Open amcaraballor opened 5 years ago
@alexeigurevich shoudl be able to answer that
Yes, it's my bad regarding the documentation, plan to create it soon. There is more or less complete documentation for the command-line version of the tool (here) but not for the GNPS workflow. Note that in the command-line version we renamed RiPPquest to MetaMiner and improved it in some aspects, the new publication will come out in Cell Systems soon, by that time I plan to update the GNPS workflow with the new functionality as well (and also rename it to MetaMiner).
You can find small sample data for RiPPquest/MetaMiner in our GitHub repo here. For convenience, I attached here an archive with all these files (spectra and sequence) and a correspondence file (not available in the repo): RiPPquest_test_data.zip. For this data, you can use "Running mode: high-high" (default is "high-low"). Sample job with this data is here.
You are right regarding all the file extensions:
Spectrum Files (Required): mzML, mzXML, mgf?
We natively support mzXML and MGF and automatically convert all other formats (e.g. mzML) to MGF using msconvert
third-party utility.
Sequence Files (Required): fasta?
Yes, we expect a fasta file with nucleotide sequence(s).
Spectra-Sequence Correspondence File (Optional): format? .csv, .tsv, .txt? template available?

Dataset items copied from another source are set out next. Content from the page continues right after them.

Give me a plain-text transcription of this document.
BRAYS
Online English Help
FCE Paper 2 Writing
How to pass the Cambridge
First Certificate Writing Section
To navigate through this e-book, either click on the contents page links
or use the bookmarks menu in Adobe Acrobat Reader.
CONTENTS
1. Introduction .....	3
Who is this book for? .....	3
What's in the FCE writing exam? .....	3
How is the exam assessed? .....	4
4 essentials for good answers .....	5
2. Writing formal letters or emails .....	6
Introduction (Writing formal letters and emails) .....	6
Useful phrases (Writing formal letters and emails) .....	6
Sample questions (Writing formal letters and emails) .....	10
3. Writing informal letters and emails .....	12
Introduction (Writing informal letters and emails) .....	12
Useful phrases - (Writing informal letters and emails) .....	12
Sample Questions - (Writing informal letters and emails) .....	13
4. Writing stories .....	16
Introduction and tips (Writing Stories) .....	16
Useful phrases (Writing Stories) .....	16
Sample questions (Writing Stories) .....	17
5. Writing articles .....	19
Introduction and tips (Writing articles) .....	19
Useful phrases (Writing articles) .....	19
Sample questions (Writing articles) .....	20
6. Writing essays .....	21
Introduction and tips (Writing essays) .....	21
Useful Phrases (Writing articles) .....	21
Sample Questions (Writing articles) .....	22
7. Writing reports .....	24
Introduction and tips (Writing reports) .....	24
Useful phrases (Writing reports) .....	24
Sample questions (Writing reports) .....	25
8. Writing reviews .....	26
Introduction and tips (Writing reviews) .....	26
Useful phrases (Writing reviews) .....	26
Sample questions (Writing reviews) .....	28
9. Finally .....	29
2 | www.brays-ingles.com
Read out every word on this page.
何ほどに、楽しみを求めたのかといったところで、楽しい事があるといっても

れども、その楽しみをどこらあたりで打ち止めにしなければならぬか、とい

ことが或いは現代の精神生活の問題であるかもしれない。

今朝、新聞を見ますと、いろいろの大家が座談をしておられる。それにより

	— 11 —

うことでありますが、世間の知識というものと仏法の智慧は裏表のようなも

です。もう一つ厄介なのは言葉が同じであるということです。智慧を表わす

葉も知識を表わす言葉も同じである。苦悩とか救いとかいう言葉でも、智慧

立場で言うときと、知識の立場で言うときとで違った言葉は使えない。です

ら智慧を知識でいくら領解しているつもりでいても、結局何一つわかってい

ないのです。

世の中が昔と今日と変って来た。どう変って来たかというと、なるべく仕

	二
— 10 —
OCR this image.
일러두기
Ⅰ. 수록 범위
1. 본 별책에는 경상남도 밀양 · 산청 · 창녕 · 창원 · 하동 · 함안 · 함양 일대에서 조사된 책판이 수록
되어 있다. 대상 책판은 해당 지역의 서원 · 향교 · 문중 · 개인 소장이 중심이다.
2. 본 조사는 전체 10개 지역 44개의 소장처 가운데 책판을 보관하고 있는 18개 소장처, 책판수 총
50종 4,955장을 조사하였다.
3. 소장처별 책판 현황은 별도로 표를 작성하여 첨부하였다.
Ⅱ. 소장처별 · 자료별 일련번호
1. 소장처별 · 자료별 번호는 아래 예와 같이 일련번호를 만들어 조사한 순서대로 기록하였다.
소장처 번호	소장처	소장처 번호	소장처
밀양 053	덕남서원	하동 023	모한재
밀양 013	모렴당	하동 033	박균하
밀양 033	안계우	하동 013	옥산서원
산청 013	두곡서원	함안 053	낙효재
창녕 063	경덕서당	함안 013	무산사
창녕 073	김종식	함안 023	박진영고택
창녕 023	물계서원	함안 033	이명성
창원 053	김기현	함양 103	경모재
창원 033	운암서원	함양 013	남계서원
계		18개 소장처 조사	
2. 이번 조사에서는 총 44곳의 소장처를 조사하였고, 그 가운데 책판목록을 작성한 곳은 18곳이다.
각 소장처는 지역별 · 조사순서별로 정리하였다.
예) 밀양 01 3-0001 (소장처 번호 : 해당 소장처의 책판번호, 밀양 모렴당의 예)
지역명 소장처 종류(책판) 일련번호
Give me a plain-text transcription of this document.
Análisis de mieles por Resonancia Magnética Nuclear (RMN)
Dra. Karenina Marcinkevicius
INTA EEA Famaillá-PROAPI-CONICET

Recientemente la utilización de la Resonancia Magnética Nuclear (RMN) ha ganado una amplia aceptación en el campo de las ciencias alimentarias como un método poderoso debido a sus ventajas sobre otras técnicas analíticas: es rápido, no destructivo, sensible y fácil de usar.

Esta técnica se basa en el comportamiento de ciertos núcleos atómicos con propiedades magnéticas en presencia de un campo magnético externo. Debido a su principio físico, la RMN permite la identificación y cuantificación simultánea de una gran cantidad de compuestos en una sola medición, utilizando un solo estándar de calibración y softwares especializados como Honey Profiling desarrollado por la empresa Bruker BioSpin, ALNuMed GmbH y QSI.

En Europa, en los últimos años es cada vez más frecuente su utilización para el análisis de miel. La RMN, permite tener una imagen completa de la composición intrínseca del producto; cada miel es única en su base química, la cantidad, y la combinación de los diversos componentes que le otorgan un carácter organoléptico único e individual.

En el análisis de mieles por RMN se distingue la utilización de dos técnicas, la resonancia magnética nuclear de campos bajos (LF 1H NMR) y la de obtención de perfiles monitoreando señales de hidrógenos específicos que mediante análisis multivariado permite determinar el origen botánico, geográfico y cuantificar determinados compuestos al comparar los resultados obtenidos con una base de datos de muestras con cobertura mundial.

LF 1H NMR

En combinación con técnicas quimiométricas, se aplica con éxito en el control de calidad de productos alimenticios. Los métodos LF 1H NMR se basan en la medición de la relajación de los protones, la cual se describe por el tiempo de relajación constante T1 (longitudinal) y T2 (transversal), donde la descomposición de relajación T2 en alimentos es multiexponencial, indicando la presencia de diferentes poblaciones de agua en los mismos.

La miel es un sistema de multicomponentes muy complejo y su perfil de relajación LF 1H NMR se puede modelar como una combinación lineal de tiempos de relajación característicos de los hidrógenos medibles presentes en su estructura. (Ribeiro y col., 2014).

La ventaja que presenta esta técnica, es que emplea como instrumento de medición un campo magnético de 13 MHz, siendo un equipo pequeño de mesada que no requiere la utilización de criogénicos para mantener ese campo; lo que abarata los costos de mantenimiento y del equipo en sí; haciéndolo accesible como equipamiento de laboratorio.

The file should be tab-separated and has two columns listing basenames of spectra and sequence files. If not provided, the all-vs-all analysis will be performed. The extension doesn't matter here, for instance, could be any of .csv, .tsv, .txt
. We expect that the first column contains spectra info and the second one is about sequences. To change the order of columns, you can use an optional header line:
Sequence Spectra
(use tab in between, don't copy-paste a space character from here)
I will keep this issue open until I publish proper documentation for the RiPPquest GNPS workflow. Thanks.
Thanks a lot dear @alexeigurevich , this reply is super useful until the MetaMiner gets incorporated into the GNPS. I will keep you posted for any issues.
@alexeigurevich Thanks for the detailed response. Feel free to add a page to the https://github.com/CCMS-UCSD/GNPSDocumentation page and we can make it live once the tool goes live.
Is there any dataset that can be used for new users to learn and test the workflow? The following files will be necessary: Spectrum Files (Required): mzML, mzXML, mgf? Sequence Files (Required): fasta? Spectra-Sequence Correspondence File (Optional): format? .csv, .tsv, .txt? template available?